Богатырей-то сначала туда же отправили, как подозрительных, да позже спохватились — не пропадать же способностям… Назначили их надзирателями и пахана к ним приставили, его еще по старой памяти дядькой Беломором величали, заслуженный был кадр. С тех пор, говорят, стали они остров тот хранить и надзором обходить. А с ними — дядька их мерзкой.
Но это сказочка другая. Авось, расскажем как-нибудь. А наша сказка продолжается…
Ой, беда-беда, када голова худа! Думали мужики, думали, как от напасти избавиться — ничего не придумывается. Ордена страхолюдине не надобно, богатырей чихом повалило — зараза, да и только. У некоторых уже и штаны по швам разошлись — знать, не тем местом думать взялись. И что хужее всего — стали промеж них такие заводится, которые Чуду-то во как зауважали. Говорят, мол, хватит-де разброд творить, стране-де нужна твердая лапа. Пуще всех бояре Бякины разорялись, да еще этот, в очках который. Народ и моргнуть не успел, а они тебе уж: одни чудетаты, другие чудернаторы, а очкастый, тот и вовсе подпартивником госбезоюдности оказался. А Чудище еще и поощряет сверху:
— Верной, мол, дорогой идете, товарищи! А демократию вашу я вам, так уж и быть, оставляю. Жрите ее, как и раньше жрали. Авось, разжиреете. Ведь демократия — это чего? Это когда свобода высказываться. А я такое — я, может, с вашим мнением и не согласное, но чтоб вы его высказать могли, я вас прямо убить готово. Я вам, грит, даже свободу вероисповедания оставлю. Кто исповедаться там хочет сперва, али чего такого — за милую душу. Присылайте ко мне ваших батюшков, хучь ксендзов, хучь раввинов, только позаботьтесь менять их почаще, а то кончатся.

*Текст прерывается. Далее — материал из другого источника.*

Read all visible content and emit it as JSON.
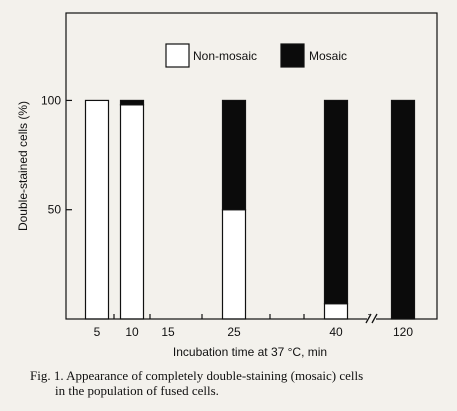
{
  "chart_data": {
    "type": "bar",
    "stacked": true,
    "categories": [
      "5",
      "10",
      "15",
      "25",
      "40",
      "120"
    ],
    "axis_break_between": [
      "40",
      "120"
    ],
    "series": [
      {
        "name": "Non-mosaic",
        "color": "#ffffff",
        "values": [
          100,
          98,
          0,
          50,
          7,
          0
        ]
      },
      {
        "name": "Mosaic",
        "color": "#0b0b0b",
        "values": [
          0,
          2,
          0,
          50,
          93,
          100
        ]
      }
    ],
    "xlabel": "Incubation time at 37 °C, min",
    "ylabel": "Double-stained cells (%)",
    "ylim": [
      0,
      140
    ],
    "yticks": [
      50,
      100
    ],
    "grid": false,
    "legend_position": "top-right"
  },
  "caption": {
    "line1": "Fig. 1. Appearance of completely double-staining (mosaic) cells",
    "line2": "in the population of fused cells."
  }
}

Тут бы и сказке конец, да только ведь на то она и сказка, чтобы хорошо заканчивалась. Появилась на сходе Василиса Микулишна, девица-краса, на плече коса, в саван одевается, череп оскаляется. Шутка, шутка. Она, Василиса-то, была как раз очень даже очень — мисс Жмеринка черте какого года, это вам не птичка посидела.
— Эх вы, говорит, мужички-серячки, как же это вы сразу-то не сообразили? Чудищу-то кого на это самое дело вести полагается? Девицу! Меня, то-есть. Оно меня своей женой сделать захотит, ну а я — ни в какую. Тогда явится Иван-царевич, да и спасет меня, а уж заодно и вас. По-оняли?
Удивились мужики — а и правда, как же это мы? Сказки, поди, слушали, Бояну под гармонь подпевали, а тут — на тебе, опростоволосились… С тем и пошла Василиса в гору.
Как пошла, с месяц ее не видать было. И Чудище народ не трогало чегой-то, молчало. Только дым с горы коромыслом.
А через месяц является Василиса обратно, злая-презлая, да и говорит:
— Тоже мне, монстр! Да кому он нужен, такой-от муж, ни денег, ни стати, одни лозунги первомайские. Все, говорит, забудьте, нету его. Улетел, не выдержал. Ну и…
— Василисушка, родная, да как же ты, мать, сдюжила-то? — удивляется народ.
— Как, как… Да так вот. Замуж за него вышла, а оно через месяц и заявляет: «Все, мол, не могу больше. Это, говорит, у меня только головы — три, а все остальное-прочее — одно!». Ну и улетел.
И живет народ по сию пору на Руси Святой, а как живет — про то неведомо. А в честь спасительницы своей бабу железную с мечом возвели и зовут теперь гору ту — Васи-ЛЫСОЙ. Так-то.